Connecticut Civil Rights Groups Demand More Transparency for Police Use of Tasers

Brandon Lane wonders if his father, 37-year-old Thomas Lane, would still be alive had a Connecticut State Trooper and West Haven Police Officer not deployed their Tasers while trying to rescue him from a car crash early Tuesday morning on I-95.

“The cops that were there to help him they actually ended up hurting him,” Lane said. “Maybe he would still be here recovering from his injuries, I’ll never know.”

The 20-year-old suffered a significant head injury from the crash, police said.

In the wake of Lane’s death, the Connecticut chapters of both the NAACP and ACLU are demanding more transparency and oversight for Taser use by police departments in the state.

“There’s no way in the world that an officer should be pulling out a Taser and shooting an individual they are supposed to be saving,” said NAACP of CT President Scot Esdaile at a press conference in New Haven Friday.

State Police are investigating the use of force by officers involved in Tuesday's incident. The Office of the Chief Medical Examiner has not yet released autopsy results and that could take several weeks.

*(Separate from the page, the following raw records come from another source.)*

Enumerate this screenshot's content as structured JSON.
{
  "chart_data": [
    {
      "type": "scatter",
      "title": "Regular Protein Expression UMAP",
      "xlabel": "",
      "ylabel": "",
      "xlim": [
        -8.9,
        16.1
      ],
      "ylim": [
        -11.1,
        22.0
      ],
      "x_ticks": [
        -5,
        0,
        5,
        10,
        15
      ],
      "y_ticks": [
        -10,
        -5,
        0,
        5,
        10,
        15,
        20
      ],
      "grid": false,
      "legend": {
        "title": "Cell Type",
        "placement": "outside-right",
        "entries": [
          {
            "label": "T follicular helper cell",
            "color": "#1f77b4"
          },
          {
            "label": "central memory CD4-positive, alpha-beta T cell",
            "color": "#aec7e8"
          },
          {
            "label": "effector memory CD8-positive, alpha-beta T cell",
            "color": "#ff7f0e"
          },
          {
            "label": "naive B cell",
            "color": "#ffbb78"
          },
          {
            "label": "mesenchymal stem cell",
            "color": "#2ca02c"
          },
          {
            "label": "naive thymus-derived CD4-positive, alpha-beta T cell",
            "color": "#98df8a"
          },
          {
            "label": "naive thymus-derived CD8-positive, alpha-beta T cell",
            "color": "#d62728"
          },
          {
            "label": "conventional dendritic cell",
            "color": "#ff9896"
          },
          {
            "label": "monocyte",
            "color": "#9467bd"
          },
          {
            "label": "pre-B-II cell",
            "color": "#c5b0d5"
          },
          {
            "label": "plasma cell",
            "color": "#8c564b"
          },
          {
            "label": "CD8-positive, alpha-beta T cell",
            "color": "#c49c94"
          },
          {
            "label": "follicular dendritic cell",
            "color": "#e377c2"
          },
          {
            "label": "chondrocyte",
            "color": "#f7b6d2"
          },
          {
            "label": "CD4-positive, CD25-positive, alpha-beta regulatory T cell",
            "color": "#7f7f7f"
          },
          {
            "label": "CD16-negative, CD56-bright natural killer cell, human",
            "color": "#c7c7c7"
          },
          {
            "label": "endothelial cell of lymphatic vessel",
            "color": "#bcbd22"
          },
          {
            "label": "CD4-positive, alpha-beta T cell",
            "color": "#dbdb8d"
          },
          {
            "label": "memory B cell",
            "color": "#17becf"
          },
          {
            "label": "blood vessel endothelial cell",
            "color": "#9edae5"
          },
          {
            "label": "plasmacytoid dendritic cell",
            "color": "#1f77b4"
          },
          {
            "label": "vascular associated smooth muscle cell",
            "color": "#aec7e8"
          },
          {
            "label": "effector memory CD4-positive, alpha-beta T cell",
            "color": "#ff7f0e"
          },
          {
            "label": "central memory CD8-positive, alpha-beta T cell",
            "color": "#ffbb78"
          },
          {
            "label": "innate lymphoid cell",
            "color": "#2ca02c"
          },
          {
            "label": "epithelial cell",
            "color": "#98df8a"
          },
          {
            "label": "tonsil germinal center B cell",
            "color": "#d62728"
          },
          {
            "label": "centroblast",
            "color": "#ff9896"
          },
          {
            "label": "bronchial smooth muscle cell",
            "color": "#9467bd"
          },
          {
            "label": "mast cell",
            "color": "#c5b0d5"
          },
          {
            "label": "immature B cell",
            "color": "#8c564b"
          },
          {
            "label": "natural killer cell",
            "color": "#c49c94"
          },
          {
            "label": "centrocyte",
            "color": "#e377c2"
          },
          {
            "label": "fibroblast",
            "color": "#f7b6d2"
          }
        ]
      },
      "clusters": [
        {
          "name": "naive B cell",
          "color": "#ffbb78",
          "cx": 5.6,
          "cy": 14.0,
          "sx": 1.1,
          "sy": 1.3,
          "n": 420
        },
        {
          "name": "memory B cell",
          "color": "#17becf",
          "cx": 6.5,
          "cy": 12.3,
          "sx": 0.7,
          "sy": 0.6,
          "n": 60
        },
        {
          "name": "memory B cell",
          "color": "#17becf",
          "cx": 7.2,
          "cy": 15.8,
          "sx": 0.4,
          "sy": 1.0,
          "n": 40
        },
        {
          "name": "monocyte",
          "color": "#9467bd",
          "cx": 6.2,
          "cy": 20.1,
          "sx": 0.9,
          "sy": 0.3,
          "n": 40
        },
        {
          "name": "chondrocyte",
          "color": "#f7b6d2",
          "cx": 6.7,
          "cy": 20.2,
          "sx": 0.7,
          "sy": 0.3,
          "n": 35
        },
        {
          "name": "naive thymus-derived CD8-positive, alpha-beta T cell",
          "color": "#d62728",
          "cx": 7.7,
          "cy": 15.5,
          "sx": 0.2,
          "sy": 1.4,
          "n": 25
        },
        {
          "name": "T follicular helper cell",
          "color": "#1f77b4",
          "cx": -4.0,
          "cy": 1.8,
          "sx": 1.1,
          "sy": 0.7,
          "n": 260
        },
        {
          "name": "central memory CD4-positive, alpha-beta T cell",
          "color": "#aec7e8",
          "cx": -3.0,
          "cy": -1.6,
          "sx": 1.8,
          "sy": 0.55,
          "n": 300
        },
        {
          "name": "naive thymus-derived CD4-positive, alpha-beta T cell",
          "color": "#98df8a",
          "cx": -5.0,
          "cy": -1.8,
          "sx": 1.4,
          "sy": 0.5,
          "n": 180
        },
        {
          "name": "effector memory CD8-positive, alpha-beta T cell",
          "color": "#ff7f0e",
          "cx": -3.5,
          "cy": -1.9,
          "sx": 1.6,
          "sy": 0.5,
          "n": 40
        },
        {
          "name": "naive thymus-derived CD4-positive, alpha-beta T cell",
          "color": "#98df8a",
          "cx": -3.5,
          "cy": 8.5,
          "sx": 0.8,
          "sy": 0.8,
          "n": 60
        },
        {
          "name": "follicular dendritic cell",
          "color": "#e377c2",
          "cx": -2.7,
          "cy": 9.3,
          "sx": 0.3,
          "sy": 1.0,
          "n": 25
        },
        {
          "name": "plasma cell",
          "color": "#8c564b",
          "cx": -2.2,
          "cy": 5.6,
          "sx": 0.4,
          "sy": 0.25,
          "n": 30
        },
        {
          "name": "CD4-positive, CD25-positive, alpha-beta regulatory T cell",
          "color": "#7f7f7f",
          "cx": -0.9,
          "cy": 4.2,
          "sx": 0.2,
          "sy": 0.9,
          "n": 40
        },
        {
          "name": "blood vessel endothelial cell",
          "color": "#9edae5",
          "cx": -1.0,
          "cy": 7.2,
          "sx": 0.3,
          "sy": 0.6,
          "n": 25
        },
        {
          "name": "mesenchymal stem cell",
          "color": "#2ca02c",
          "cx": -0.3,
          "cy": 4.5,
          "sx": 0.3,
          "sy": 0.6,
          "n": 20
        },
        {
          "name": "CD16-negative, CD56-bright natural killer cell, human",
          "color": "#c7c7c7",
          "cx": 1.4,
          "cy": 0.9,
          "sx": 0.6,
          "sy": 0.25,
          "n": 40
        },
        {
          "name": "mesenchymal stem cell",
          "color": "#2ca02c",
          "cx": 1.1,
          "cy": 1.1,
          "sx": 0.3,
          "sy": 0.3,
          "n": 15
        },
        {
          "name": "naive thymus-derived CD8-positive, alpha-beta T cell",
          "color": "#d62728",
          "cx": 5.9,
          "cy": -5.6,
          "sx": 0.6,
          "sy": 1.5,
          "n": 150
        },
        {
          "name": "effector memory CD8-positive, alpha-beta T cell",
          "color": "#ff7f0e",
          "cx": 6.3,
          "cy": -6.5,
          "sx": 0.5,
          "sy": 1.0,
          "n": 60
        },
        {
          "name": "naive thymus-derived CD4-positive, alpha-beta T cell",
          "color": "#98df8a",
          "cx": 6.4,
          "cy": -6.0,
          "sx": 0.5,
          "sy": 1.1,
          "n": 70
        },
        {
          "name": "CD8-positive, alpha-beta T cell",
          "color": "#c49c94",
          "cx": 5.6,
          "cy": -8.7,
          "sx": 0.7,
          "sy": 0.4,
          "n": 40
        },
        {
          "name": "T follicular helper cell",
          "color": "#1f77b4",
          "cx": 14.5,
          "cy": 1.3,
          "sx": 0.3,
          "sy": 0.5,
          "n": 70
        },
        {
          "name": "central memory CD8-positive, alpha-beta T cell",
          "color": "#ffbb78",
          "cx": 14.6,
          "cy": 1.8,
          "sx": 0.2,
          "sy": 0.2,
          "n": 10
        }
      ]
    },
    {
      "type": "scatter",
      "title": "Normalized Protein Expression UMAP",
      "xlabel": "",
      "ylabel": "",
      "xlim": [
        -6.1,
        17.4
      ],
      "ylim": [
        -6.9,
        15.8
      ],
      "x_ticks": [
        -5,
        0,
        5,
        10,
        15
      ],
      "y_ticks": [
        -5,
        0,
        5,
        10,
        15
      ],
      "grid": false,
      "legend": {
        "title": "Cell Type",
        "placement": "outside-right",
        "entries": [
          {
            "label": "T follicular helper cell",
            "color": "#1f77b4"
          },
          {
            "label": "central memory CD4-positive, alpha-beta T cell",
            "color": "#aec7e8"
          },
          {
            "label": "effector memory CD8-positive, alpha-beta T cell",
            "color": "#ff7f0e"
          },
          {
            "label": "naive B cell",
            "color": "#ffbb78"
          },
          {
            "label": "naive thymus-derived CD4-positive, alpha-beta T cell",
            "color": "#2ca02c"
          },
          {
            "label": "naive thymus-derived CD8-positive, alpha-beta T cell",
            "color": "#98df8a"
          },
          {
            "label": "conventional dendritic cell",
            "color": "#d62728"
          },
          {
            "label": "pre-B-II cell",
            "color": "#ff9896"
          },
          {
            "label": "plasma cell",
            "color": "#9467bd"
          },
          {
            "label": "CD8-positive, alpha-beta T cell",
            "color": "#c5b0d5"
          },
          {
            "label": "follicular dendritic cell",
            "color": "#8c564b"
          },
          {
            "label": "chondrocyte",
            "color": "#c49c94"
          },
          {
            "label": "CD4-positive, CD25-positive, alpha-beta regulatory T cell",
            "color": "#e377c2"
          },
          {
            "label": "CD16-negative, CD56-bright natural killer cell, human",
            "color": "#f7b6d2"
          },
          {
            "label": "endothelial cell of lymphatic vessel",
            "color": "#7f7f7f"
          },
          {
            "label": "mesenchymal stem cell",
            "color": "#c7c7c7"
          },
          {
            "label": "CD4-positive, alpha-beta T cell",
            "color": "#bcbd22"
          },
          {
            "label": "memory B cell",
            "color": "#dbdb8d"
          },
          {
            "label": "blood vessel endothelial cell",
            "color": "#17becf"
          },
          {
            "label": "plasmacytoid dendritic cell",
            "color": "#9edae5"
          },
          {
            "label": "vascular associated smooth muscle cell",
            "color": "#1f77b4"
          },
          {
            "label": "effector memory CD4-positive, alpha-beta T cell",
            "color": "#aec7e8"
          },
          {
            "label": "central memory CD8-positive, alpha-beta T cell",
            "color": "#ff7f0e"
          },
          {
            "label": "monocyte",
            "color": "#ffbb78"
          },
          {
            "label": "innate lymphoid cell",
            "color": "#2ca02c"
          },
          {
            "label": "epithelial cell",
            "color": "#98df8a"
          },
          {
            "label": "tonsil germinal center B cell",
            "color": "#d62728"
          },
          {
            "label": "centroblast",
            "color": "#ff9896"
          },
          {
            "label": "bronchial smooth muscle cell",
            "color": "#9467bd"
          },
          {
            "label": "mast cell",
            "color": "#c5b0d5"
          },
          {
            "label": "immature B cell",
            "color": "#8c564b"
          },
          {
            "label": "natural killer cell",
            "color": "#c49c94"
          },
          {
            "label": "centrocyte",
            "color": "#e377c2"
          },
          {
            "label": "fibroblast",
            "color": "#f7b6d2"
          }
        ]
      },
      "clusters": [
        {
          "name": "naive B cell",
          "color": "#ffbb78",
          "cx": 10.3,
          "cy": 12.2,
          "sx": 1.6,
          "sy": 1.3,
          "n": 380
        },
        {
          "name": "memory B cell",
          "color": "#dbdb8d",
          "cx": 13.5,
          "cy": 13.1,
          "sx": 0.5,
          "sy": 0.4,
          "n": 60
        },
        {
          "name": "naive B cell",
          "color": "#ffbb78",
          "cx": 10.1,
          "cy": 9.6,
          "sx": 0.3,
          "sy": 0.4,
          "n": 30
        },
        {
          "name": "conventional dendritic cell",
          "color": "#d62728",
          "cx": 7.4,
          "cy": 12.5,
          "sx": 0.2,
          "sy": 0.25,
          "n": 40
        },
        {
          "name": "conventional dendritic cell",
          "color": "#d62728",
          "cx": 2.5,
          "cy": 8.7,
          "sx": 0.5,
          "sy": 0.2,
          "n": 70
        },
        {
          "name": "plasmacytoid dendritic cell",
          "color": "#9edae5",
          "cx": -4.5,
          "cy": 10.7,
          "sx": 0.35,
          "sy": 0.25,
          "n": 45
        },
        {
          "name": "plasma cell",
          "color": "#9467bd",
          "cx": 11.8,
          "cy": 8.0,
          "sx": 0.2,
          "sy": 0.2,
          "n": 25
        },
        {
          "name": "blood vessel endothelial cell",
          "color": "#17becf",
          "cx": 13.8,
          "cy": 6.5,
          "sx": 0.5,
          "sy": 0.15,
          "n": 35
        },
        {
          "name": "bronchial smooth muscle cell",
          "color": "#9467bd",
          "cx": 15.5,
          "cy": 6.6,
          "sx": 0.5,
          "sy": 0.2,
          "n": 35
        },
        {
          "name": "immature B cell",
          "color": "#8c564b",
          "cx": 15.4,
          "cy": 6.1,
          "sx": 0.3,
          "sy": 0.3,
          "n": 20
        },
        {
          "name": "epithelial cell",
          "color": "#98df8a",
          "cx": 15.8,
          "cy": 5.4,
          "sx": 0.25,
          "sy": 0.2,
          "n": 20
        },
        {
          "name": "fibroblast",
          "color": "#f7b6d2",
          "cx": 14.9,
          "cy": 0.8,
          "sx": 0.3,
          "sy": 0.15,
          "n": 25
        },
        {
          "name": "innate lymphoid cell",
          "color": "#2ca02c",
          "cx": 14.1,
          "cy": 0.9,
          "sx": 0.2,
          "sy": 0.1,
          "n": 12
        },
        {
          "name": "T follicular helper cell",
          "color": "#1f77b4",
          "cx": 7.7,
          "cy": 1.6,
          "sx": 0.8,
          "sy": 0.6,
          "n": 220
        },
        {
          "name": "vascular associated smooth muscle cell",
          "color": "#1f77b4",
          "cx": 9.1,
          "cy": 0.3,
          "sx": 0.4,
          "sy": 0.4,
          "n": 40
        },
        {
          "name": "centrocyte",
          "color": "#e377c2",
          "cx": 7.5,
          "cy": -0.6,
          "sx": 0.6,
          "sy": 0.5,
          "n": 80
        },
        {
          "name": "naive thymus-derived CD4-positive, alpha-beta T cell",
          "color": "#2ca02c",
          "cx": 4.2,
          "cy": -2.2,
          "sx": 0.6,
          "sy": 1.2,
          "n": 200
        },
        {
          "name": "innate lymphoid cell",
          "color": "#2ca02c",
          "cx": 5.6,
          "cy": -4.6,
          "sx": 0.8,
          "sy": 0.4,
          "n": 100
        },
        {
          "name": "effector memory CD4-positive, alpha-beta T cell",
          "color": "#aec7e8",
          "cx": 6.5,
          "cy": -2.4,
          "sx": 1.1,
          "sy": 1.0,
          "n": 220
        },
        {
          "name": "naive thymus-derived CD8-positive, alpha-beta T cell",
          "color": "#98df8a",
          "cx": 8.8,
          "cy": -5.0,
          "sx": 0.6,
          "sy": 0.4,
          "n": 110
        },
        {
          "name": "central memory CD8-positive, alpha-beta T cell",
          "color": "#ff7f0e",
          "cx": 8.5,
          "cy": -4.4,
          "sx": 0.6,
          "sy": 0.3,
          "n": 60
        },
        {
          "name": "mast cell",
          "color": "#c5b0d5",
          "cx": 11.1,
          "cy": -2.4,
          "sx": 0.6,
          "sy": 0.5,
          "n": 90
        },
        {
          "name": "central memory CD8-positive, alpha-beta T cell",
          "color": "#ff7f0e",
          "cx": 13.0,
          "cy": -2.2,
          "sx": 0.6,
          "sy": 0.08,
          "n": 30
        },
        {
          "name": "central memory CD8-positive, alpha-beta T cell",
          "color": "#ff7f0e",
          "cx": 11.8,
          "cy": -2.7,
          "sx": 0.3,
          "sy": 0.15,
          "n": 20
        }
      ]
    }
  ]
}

The NAACP wants Taser use of force reports to be made public immediately when there is a fatality.

Since 2005, according to the NAACP, 12 of 18 fatalities in Connecticut from police use of Tasers were African American or Latino.

“Taser use has become the lazy man’s approach to controlling people,” said Darnell Crosland, an attorney representing the Lane family.

Troopers said after Lane injured a West Haven firefighter trying to free him from the wreckage, he “continued to be combative and attempted to cause further harm to himself and others.”

A State Police source said Lane was using pieces of glass to cut himself before police deployed Tasers on him.

“In this case the combativeness cannot in any way be misconstrued to be an attack on a police officer,” Crosland said.

Both the NAACP and ACLU of Connecticut are calling on Governor Malloy and state lawmakers to require that police Tasers be equipped with cameras.

“Unlike body cameras that need to be manually activated by the police officer, these automatically start recording in HD video and audio when the Taser is pulled from the holster,” said David McGuire, the legislative and policy director for the ACLU of Connecticut.

The Lane family is asking for donations to be mailed to Brandon Lane at 777 Summer Street, Suite 403, Stamford, CT 06901.